Damals hat er sich in eine Prostituierte verliebt, seither kennt er auch eine der Sexarbeiterinnen. Dass er den Kollegen beides verschweigt, bringt ihm prompt Ärger ein, denn Cosima gehört zu den Verdächtigen. Aus alter Verbundenheit bittet sie ihn, für sie zu bürgen: Sie will ihre Kinder zu sich nehmen und sucht eine Wohnung, will der Vermieterin aber nicht verraten, wie sie ihren Lebensunterhalt verdient. 
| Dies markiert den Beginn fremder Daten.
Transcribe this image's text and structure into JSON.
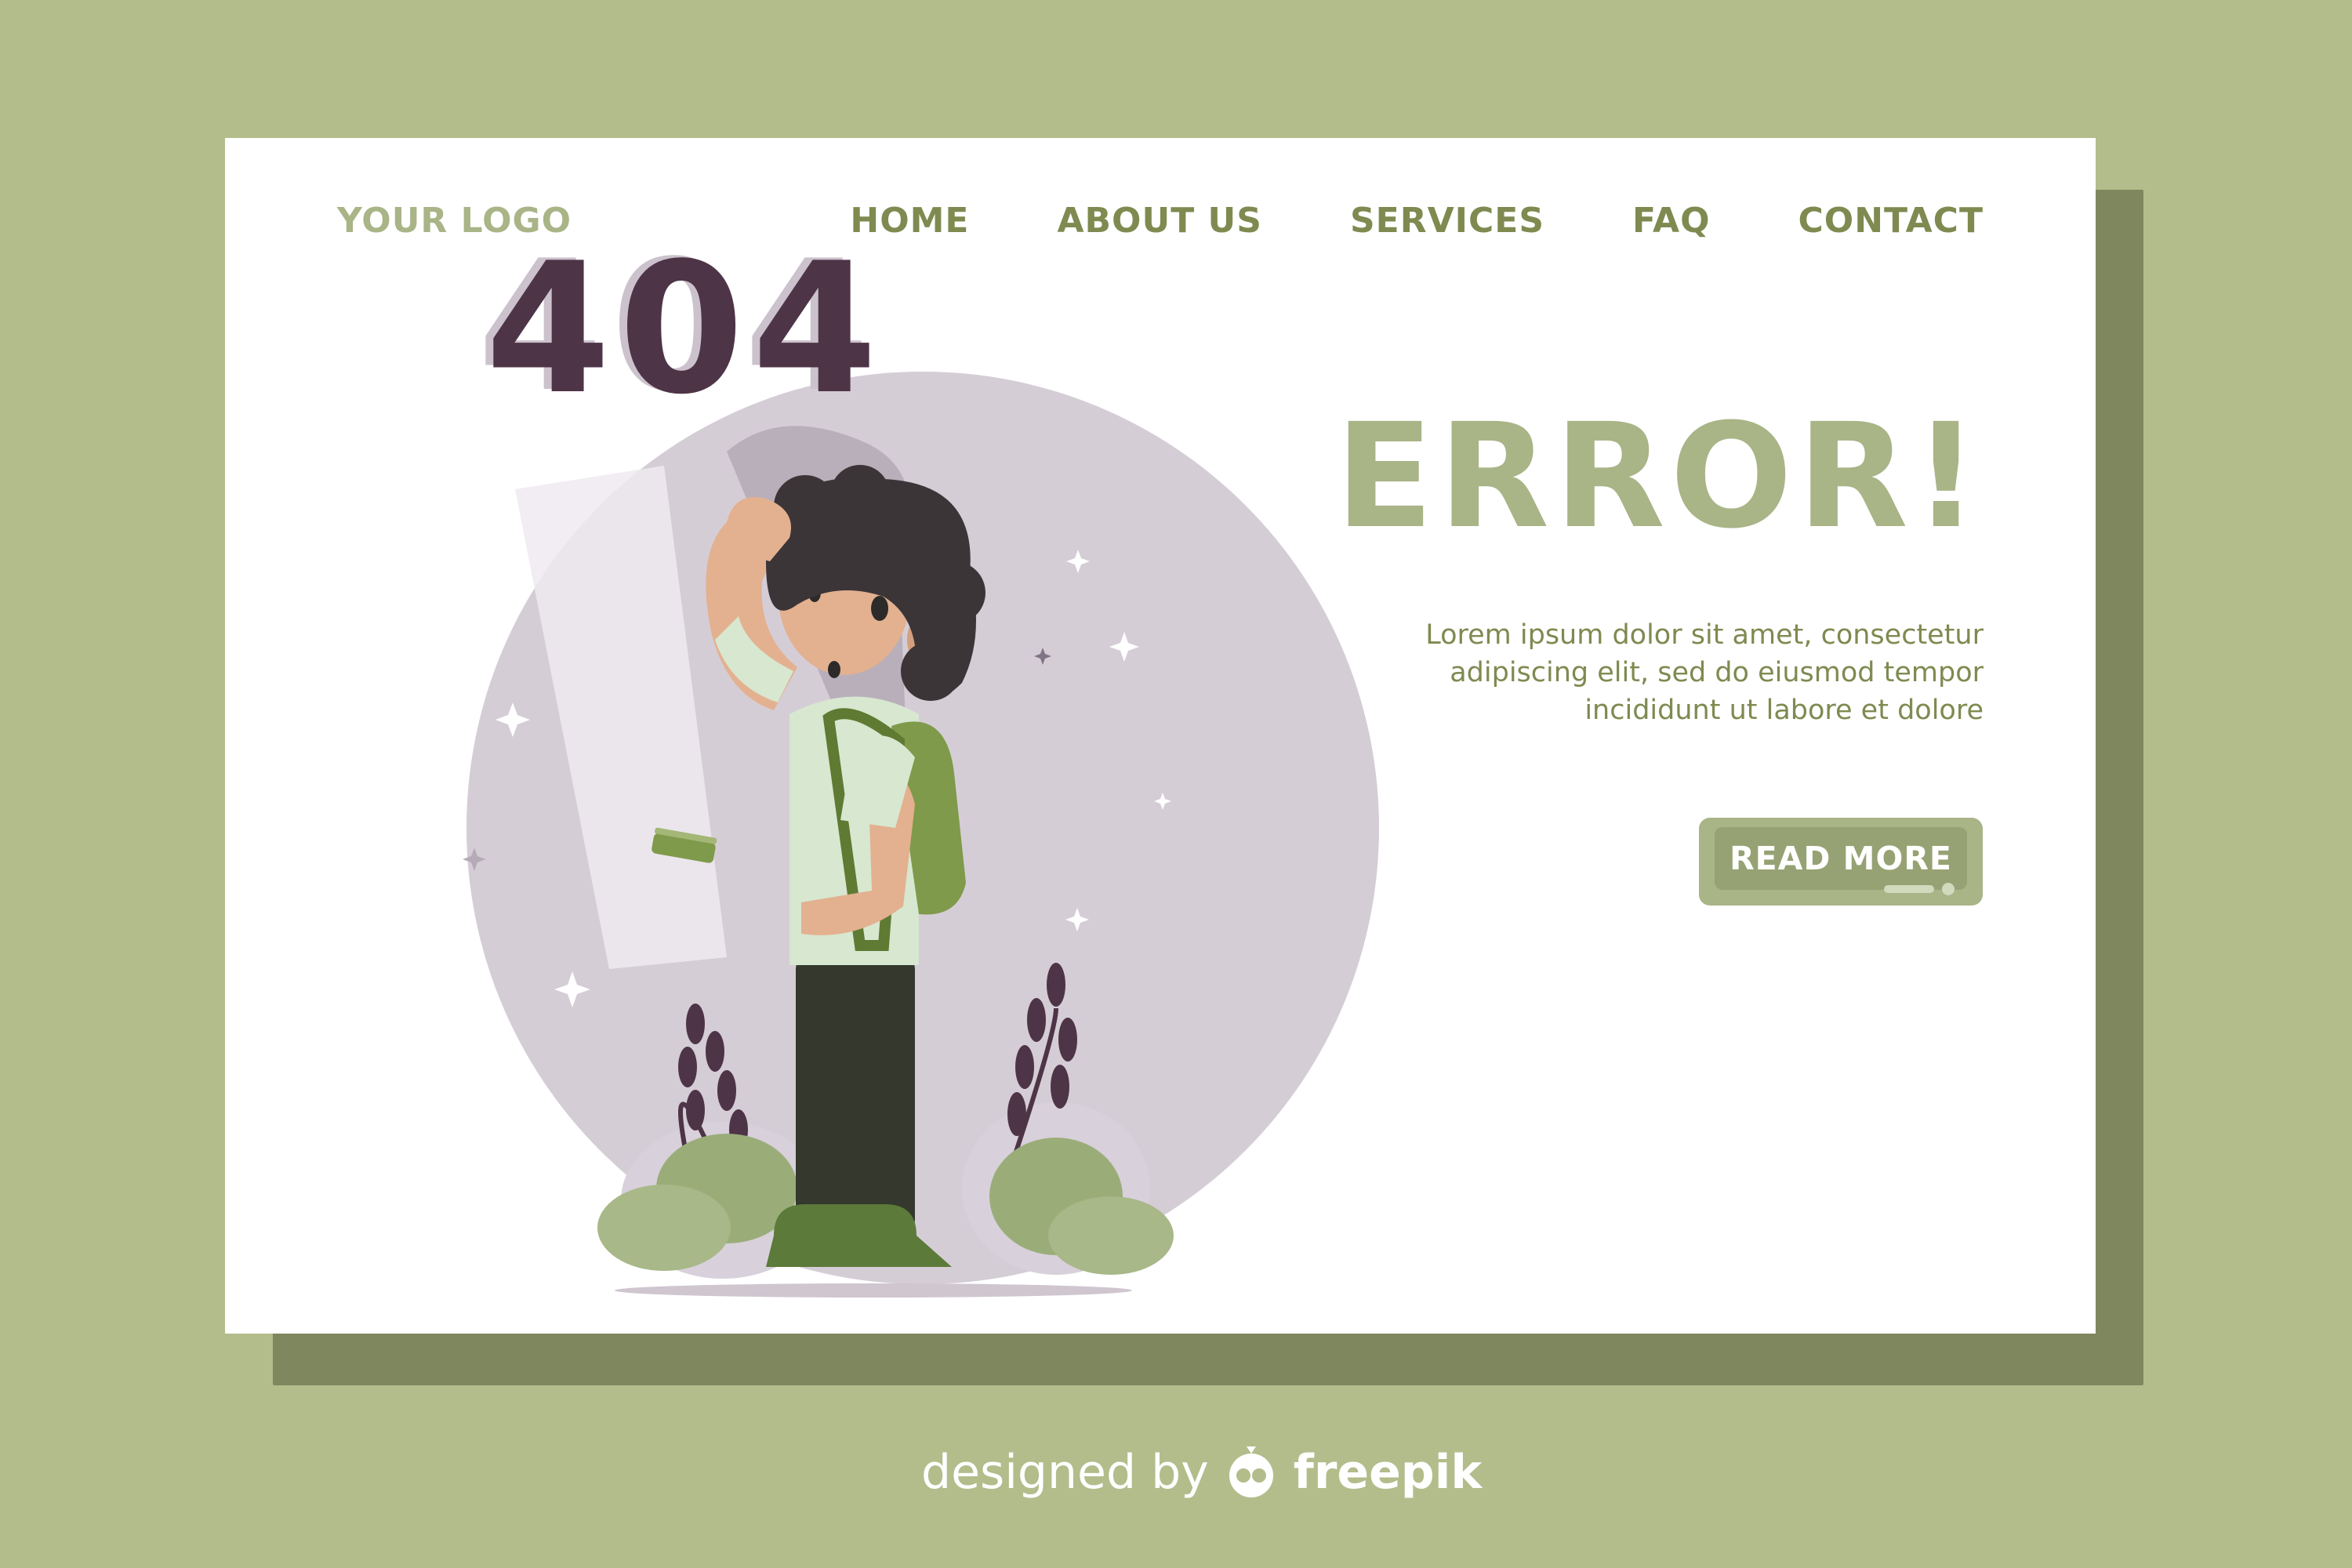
{
  "logo": "YOUR LOGO",
  "nav": {
    "home": "HOME",
    "about": "ABOUT US",
    "services": "SERVICES",
    "faq": "FAQ",
    "contact": "CONTACT"
  },
  "error_code": "404",
  "headline": "ERROR!",
  "body_text": "Lorem ipsum dolor sit amet, consectetur adipiscing elit, sed do eiusmod tempor incididunt ut labore et dolore",
  "cta_label": "READ MORE",
  "credit": {
    "prefix": "designed by",
    "brand": "freepik"
  },
  "colors": {
    "background": "#b2bd8b",
    "card": "#ffffff",
    "accent_light": "#a9b487",
    "accent_dark": "#7e8a50",
    "error_code": "#4e3447",
    "circle": "#d5cdd6"
  },
  "icons": {
    "credit_logo": "freepik-logo-icon"
  }
}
An dieser Stelle, etwa in der Mitte des Films, unterbricht Tabak den Handlungsfluss und lässt Senita Huskić aus ihrer Rolle fallen. Sie schaut direkt in die Kamera und spricht zum Publikum: "Warum kann ich nicht sein wie jeder andere Mensch auch? Ich arbeite hart, ich zahle Steuern, ich halte mich an alle Gesetze. Aber wenn ich eine Wohnung will, dann muss ich lügen." Sie belüge außerdem ihren Körper und ihre Seele: "Es ist nicht meine Vagina, die schmerzt. Es ist meine Seele." Der Vortrag passt überhaupt nicht zu Cosima und wirkt entsprechend aufgesetzt. Später dürfen ihre Kolleginnen ebenfalls ihre Geschichte erzählen.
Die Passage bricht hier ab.